One of the most powerful and reliable determinants of health and life expectancy is gender. This is not good news for males. Men die 6 years earlier than women on average over the world.

Furthermore, poor mental health impacts males more than women since men account for three-quarters of all suicides. According to the World Health Organisation, 510,000 males die by suicide each year throughout the world. Every minute, that’s one.

Support employee wellbeing with a Men’s Health Webinar!

International men's day

2nd November | International Stress Awareness Day

The goal of International Stress Awareness Day is to raise awareness about stress. The goal is to ensure that persons who are experiencing stress are aware of where they may get help and what steps they can take to prevent and manage stress.

Support employee wellbeing this month with a coping with stress wellbeing webinar!

15th – 21st November | Self-Care Week

Self-Care Week is an annual national awareness week dedicated to promoting self-care in families and communities.

Self-Care Week strives to educate individuals on how they may actively care for their own and their families’ health, as well as live as healthily as possible.

It’s a great opportunity to reflect on how we live our lives and perhaps make some minor changes to help us better care for ourselves and our family.

These modifications might include examining what we eat and drink, as well as how much activity we receive and how much sleep we get. They might be about our work-life balance because remaining in touch with our friends and family is as important for our health and that of our loved ones.

Support employee wellbeing with a fun, interactive wellbeing webinar.

15th – 22nd November | Alcohol Awareness Week

Alcohol Change UK’s Alcohol Awareness Week is all about encouraging the discussion about drinking, recognising problematic drinking habits, the impact it has on us and tearing down the shame and stigma associated with alcohol problems.

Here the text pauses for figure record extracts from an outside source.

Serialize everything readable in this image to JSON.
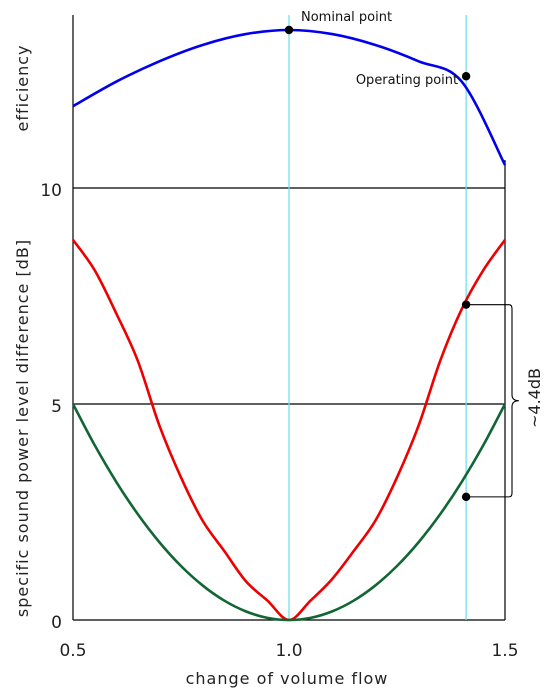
{
  "chart_data": {
    "type": "line",
    "xlabel": "change of volume flow",
    "ylabel": "specific sound power level difference [dB]",
    "top_panel_label": "efficiency",
    "xlim": [
      0.5,
      1.5
    ],
    "ylim": [
      0,
      10
    ],
    "x_ticks": [
      "0.5",
      "1.0",
      "1.5"
    ],
    "y_ticks": [
      "0",
      "5",
      "10"
    ],
    "grid": "horizontal lines at y ticks",
    "series": [
      {
        "color": "#0000ee",
        "panel": "efficiency",
        "x": [
          0.5,
          0.6,
          0.7,
          0.8,
          0.9,
          1.0,
          1.1,
          1.2,
          1.3,
          1.4,
          1.5
        ],
        "y": [
          0.44,
          0.62,
          0.77,
          0.89,
          0.97,
          1.0,
          0.97,
          0.89,
          0.77,
          0.62,
          0.0
        ]
      },
      {
        "color": "#ee0000",
        "panel": "sound",
        "x": [
          0.5,
          0.55,
          0.6,
          0.65,
          0.7,
          0.75,
          0.8,
          0.85,
          0.9,
          0.95,
          1.0,
          1.05,
          1.1,
          1.15,
          1.2,
          1.25,
          1.3,
          1.35,
          1.4,
          1.45,
          1.5
        ],
        "y": [
          8.8,
          8.1,
          7.1,
          6.0,
          4.5,
          3.3,
          2.3,
          1.6,
          0.9,
          0.45,
          0.0,
          0.45,
          0.95,
          1.6,
          2.3,
          3.3,
          4.5,
          6.0,
          7.2,
          8.1,
          8.8
        ]
      },
      {
        "color": "#116633",
        "panel": "sound",
        "x": [
          0.5,
          0.55,
          0.6,
          0.65,
          0.7,
          0.75,
          0.8,
          0.85,
          0.9,
          0.95,
          1.0,
          1.05,
          1.1,
          1.15,
          1.2,
          1.25,
          1.3,
          1.35,
          1.4,
          1.45,
          1.5
        ],
        "y": [
          5.0,
          4.05,
          3.2,
          2.45,
          1.8,
          1.25,
          0.8,
          0.45,
          0.2,
          0.05,
          0.0,
          0.05,
          0.2,
          0.45,
          0.8,
          1.25,
          1.8,
          2.45,
          3.2,
          4.05,
          5.0
        ]
      }
    ],
    "points": [
      {
        "label": "Nominal point",
        "x": 1.0,
        "panel": "efficiency",
        "y": 1.0
      },
      {
        "label": "Operating point",
        "x": 1.41,
        "panel": "efficiency",
        "y": 0.66
      },
      {
        "label": "",
        "x": 1.41,
        "panel": "sound",
        "y": 7.3
      },
      {
        "label": "",
        "x": 1.41,
        "panel": "sound",
        "y": 2.85
      }
    ],
    "vlines": [
      1.0,
      1.41
    ],
    "vline_color": "#66e0f0",
    "brace_label": "~4.4dB"
  }
}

In England alone, it is believed that less than 20% of dependent drinkers are undergoing treatment, which is worsened by the shame they feel – the hesitation to admit they have an alcohol problem, the desire not to be in treatment, and the worry that they will never recover.

There is still a widespread belief in society that ‘once an alcoholic, always an alcoholic,’ as though problems drinking will constantly torment and characterise someone who accepts the problem. This is not correct.

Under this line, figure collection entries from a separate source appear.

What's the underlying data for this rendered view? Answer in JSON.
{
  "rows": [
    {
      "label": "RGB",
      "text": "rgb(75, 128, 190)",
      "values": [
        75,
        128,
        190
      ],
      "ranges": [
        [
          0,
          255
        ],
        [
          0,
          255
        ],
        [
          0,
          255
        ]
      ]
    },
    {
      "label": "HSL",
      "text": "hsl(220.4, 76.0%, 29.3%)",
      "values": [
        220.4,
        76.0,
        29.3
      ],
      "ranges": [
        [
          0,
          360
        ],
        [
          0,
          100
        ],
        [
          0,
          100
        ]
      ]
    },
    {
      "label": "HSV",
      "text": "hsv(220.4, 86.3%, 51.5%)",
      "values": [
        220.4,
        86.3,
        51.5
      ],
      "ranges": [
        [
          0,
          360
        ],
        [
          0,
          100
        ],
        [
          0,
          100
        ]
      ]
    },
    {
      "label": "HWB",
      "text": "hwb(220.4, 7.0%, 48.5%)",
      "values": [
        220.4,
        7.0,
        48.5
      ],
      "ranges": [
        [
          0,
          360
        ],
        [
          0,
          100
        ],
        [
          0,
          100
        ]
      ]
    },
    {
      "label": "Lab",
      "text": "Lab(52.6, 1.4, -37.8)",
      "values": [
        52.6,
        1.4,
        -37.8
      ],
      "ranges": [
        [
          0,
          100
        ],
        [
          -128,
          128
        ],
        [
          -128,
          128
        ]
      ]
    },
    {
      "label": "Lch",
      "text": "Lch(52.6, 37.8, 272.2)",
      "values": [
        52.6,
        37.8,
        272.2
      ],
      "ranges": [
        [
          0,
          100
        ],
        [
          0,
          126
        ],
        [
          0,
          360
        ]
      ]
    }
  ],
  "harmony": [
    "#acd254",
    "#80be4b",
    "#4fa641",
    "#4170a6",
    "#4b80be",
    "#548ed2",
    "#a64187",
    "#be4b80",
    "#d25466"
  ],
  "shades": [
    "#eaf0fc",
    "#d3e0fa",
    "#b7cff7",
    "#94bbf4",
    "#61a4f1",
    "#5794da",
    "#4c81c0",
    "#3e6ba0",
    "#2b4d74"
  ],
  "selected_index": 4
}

25th November – 10th December | 16 Days of Action Against Domestic Violence

The 16 Days of Action Against Domestic Violence campaign is targeted at companies to help them combat domestic abuse and violence. Employers are required by law to assess dynamic risk and support their employees’ health, safety, and wellbeing.

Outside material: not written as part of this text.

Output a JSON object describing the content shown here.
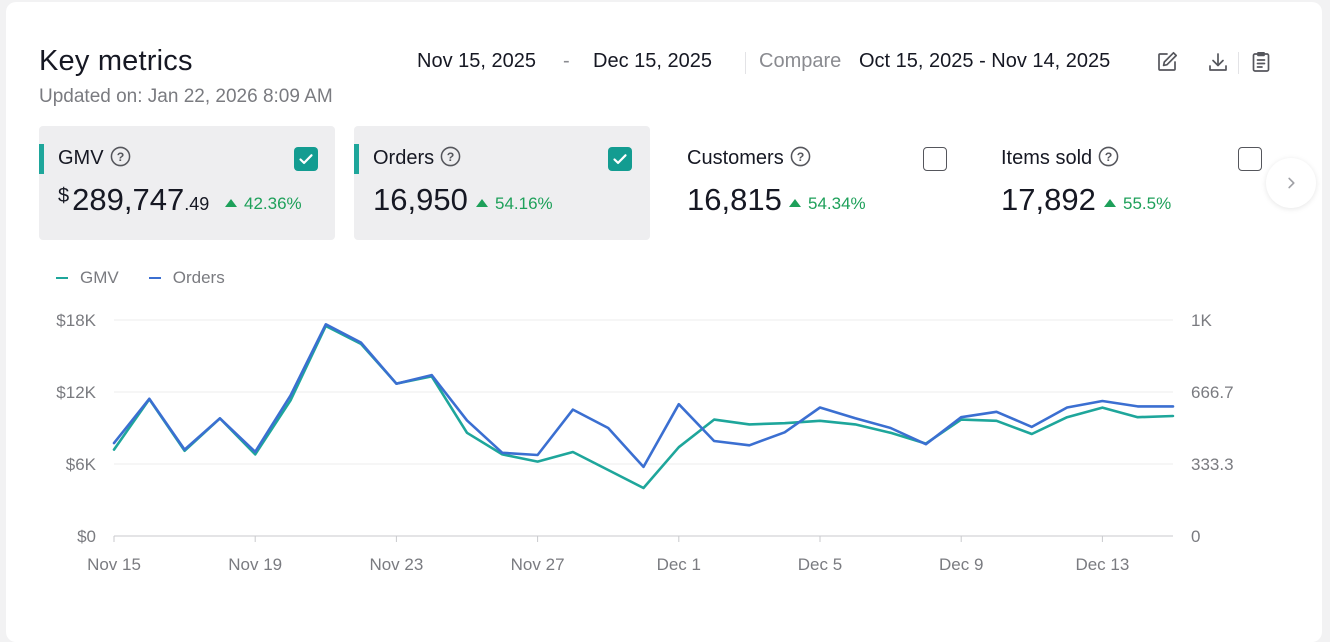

Companies can do more to help employees who are victims of domestic abuse, teach those who see it, and safeguard the whole workforce, all to ensure safety and minimise financial damage.

From the 25th of November through the 10th of December, a different subject will be explored each day to investigate the various kinds of domestic abuse. As a result, the workplace will be more able to recognise the indicators that anything is wrong.

1st December | World Aids Day

Every year on December 1st, World AIDS Day is commemorated. It’s a chance for people all around the globe to come together in the fight against HIV, to express solidarity for HIV-positive people, and to remember those who have died as a result of an AIDS-related illness. World AIDS Day was the first global health day, established in 1988.

In the UK, around 105,200 people have HIV. There are an estimated 38 million persons infected with the virus worldwide. Although the virus was only discovered in 1984, over 35 million people have died as a result of HIV or AIDS-related diseases. This makes it one of the deadliest pandemics in history.

World AIDS Day is significant because it serves as a reminder to the public and government that HIV has not gone away. This means that more money, more awareness, prejudice-fighting, and improved education are still required.